その後、ねえちゃんだと思ったら兄ちゃんだったとかいうオチがついていたりすると面白いのだが、さっさと出たのでわからずじまいだった。

 

さて、ロビーに出て、ビールとなんかうまいもんでも食おうと思ったが、
品揃えがこれがもう、学生食堂のような品揃えだった。しかも不当に高い。
会員になるとようやく人並みの値段になるようだ。

 

言っておこう。誰がこんなとこで食うかと。

 

家来で充分だ

 

さらばおふろの王様。だが、私に言わせればおふろの家来、ってとこだったよ。
多分まあ、二度と来ない。

 

ハラペコの状態でパワー切れを起こしながら、私は飯食うところを探していた。
一度、焼き肉屋を発見したが、倒産してしまっていたようで食えなかった。

 

自転車を漕ぎながら、「やぎにぐ〜やぎにぐ〜」と情けない声でつぶやく私。

 

光が丘の駅に着いた。駅ビル内に洋食屋があったので入った。
食ったのはサイコロステーキとランチビール。ああ、幸せ。
飯は食ったが、なんかちょっと甘いものが食べたくなった。エネルギーが減ってるのか。

 

駅ビル内の別の喫茶店に入り、チョコレートパフェを注文した。
男一人で喫茶店に入り、チョコレートパフェ。気合いが試される瞬間だ。

 

私の注文時の声は、不安で震えていた。
男性はだめです、とか言われたらどうしよう。
笑われたらどうしよう。
注文を聞き直されたら、やっぱりコーヒーでいいですって言おうか。

 

だが、店員のおっさんはプロだった。なんのトラブルもなく、
チョコパフェが私の前に現れた。おっさんの心の声が聞こえた気がする。

 

「心配するな。ゆっくり食っていけ。」

 

ありがとう。

 

光が丘を楽しむ

 

まだ帰るには早いので、近くの光が丘公園に入る。結構な広さで、こん中に図書館とか野球場とかが色々入っているのだ。

 

私は日陰のベンチに寝っ転がり、空を見た。

 

東京の空は狭いとか詩的なことを誰かが言っていたがそうでもない。普段はあまり空を見ながら生活してないので、なんだか気持ちが良かった。風が涼しかった。眠くなった。

 

起きるともう夕方だった。この自転車「通勤野郎」のライトは取り外してあり、持ってきていない。電池式なので雨に濡れると壊れるのを恐れて、普段ははずしてあるのだ。

 

暗くなる前に帰らなければ、警官に呼び止められる。

 

そして、防犯番号というんだったか、自転車の登録番号を調べられるのだ。

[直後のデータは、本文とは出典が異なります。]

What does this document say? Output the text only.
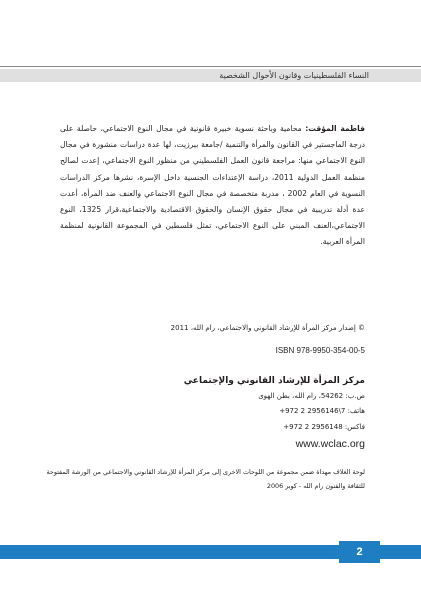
النساء الفلسطينيات وقانون الأحوال الشخصية

فاطمة المؤقت: محامية وباحثة نسوية خبيرة قانونية في مجال النوع الاجتماعي، حاصلة على درجة الماجستير في القانون والمرأة والتنمية /جامعة بيرزيت، لها عدة دراسات منشورة في مجال النوع الاجتماعي منها: مراجعة قانون العمل الفلسطيني من منظور النوع الاجتماعي، إعدت لصالح منظمة العمل الدولية 2011، دراسة الإعتداءات الجنسية داخل الإسرة، نشرها مركز الدراسات النسوية في العام 2002 ، مدربة متخصصة في مجال النوع الاجتماعي والعنف ضد المرأة، أعدت عدة أدلة تدريبية في مجال حقوق الإنسان والحقوق الاقتصادية والاجتماعية،قرار 1325، النوع الاجتماعي،العنف المبني على النوع الاجتماعي، تمثل فلسطين في المجموعة القانونية لمنظمة المرأة العربية.

© إصدار مركز المرأة للإرشاد القانوني والاجتماعي، رام الله، 2011
ISBN 978-9950-354-00-5
مركز المرأة للإرشاد القانوني والإجتماعي
ص.ب: 54262، رام الله، بطن الهوى
هاتف: 7\2956146 2 972+
فاكس: 2956148 2 972+
www.wclac.org

لوحة الغلاف مهداة ضمن مجموعة من اللوحات الاخرى إلى مركز المرأة للإرشاد القانوني والاجتماعي من الورشة المفتوحة للثقافة والفنون رام الله - كوبر 2006

2
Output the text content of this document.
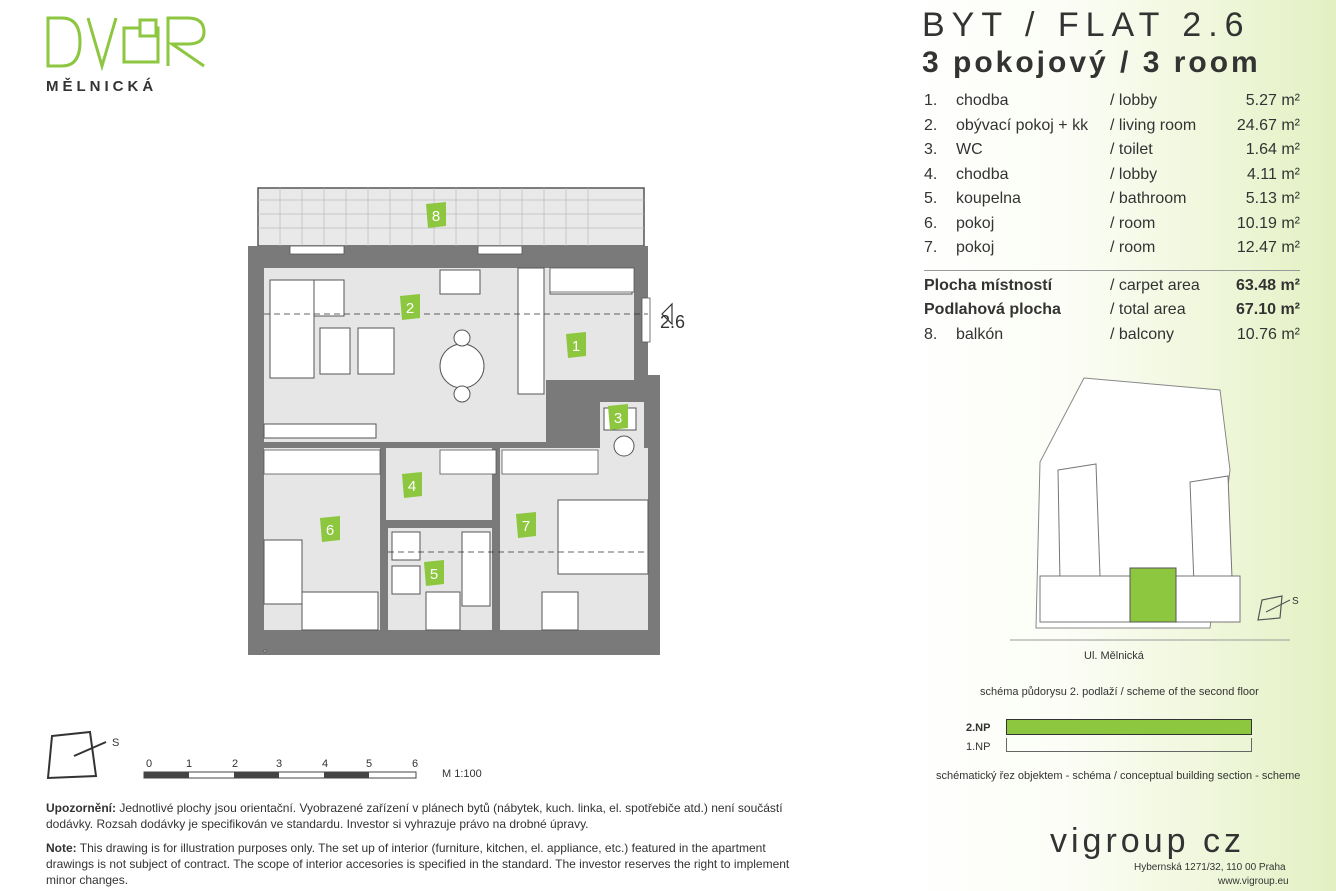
MĚLNICKÁ
8
2
1
3
4
6	7
5
2.6
S
0	1	2	3	4	5	6
M 1:100
Upozornění: Jednotlivé plochy jsou orientační. Vyobrazené zařízení v plánech bytů (nábytek, kuch. linka, el. spotřebiče atd.) není součástí dodávky. Rozsah dodávky je specifikován ve standardu. Investor si vyhrazuje právo na drobné úpravy.
Note: This drawing is for illustration purposes only. The set up of interior (furniture, kitchen, el. appliance, etc.) featured in the apartment drawings is not subject of contract. The scope of interior accesories is specified in the standard. The investor reserves the right to implement minor changes.
BYT / FLAT 2.6
3 pokojový / 3 room
1. chodba	/ lobby	5.27 m²
2. obývací pokoj + kk / living room	24.67 m²
3. WC	/ toilet	1.64 m²
4. chodba	/ lobby	4.11 m²
5. koupelna	/ bathroom	5.13 m²
6. pokoj	/ room	10.19 m²
7. pokoj	/ room	12.47 m²
Plocha místností	/ carpet area 63.48 m²
Podlahová plocha	/ total area	67.10 m²
8. balkón	/ balcony	10.76 m²
S
Ul. Mělnická
schéma půdorysu 2. podlaží / scheme of the second floor
2.NP
1.NP
schématický řez objektem - schéma / conceptual building section - scheme
vigroup cz
Hybernská 1271/32, 110 00 Praha
www.vigroup.eu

非常にむかむかする瞬間だ。

 

そんなのやなので、さっさと帰る。

 

あれもう着いた、というくらいあっけなく帰宅した。

 

今回の走行距離10キロ。

 

今回の挑戦。

  • 電気風呂に入った。 見知らぬ若い女性の目の前で裸になった。
  • 一人でチョコパフェを注文して食べた。

 

 

一つ目は文章だけ読むと犯罪行為だと思われそうだ。